SWORD HEART  ~一瞬を生きる剣~



(紫…月?)




「いや…ちょっと話したいことがあって…」




さらに目つきが悪くなる男。



「話したいこと…か。…悪ぃが、紫月は寝ちまってな。用なら明日…」



「…私が何だ?」



「「うおっ!?」」



男の後ろから、ひょこっと顔を出す紫月。



昼間の姿とは違い、刀や武器を持っていないからか、いくらか雰囲気が優しい気がする。  

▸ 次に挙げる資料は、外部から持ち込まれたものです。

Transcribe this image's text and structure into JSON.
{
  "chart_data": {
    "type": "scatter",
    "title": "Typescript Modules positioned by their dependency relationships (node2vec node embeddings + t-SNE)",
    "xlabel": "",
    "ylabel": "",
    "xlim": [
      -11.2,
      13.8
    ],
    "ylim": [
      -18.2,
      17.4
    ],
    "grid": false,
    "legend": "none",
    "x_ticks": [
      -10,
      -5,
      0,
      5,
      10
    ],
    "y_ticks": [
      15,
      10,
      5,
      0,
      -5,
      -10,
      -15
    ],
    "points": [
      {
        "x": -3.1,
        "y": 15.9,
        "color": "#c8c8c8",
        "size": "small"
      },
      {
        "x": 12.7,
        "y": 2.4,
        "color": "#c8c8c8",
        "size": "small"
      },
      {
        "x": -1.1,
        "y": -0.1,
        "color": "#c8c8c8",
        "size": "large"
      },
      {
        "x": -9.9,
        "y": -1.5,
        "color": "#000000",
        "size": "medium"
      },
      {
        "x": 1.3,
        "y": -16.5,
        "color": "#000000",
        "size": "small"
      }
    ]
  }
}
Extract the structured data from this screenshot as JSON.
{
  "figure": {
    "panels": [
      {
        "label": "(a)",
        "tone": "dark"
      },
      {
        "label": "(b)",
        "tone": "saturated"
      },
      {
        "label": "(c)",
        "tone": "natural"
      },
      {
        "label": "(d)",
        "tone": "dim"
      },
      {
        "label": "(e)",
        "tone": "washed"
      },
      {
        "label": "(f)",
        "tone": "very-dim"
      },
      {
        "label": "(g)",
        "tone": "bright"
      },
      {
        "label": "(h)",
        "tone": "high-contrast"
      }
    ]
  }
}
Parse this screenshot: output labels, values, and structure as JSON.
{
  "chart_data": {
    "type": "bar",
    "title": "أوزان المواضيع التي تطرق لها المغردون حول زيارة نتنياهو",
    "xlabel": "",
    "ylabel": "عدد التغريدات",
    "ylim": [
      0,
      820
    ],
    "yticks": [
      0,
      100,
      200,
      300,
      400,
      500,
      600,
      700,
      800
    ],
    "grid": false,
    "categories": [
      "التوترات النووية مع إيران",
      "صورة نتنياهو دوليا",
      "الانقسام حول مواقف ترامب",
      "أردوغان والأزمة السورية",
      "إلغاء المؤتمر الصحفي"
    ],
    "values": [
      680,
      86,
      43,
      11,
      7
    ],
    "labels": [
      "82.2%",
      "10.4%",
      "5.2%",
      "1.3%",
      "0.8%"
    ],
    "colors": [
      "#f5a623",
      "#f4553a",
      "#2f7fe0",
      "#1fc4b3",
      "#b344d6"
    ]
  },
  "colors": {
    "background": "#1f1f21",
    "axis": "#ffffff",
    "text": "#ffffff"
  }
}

さっきまで寝ていたのか、綺麗な髪に寝ぐせが少しついていて、着物もよれている。



「あっ、悪い…起こしたか?」


「いや、構わん。爽が布団から出た時に、起きたからな」


「…俺のせいかよ」



爽と呼ばれた男は、紫月と親しそうに話す。



(あの紫月が、こんなに親しげに話すなんてな…)



外での紫月は、誰とでも、どこか一線を引いているような感じがした。



時雨や要でさえも、あくまで仕事上の上司と部下のような感じだ。



だが、この男に対しては違う。



何というか…壁がない。


誰にでも引くはずの線が、ないのだ。





そんな翔真の視線を感じたのか、紫月が話しだす。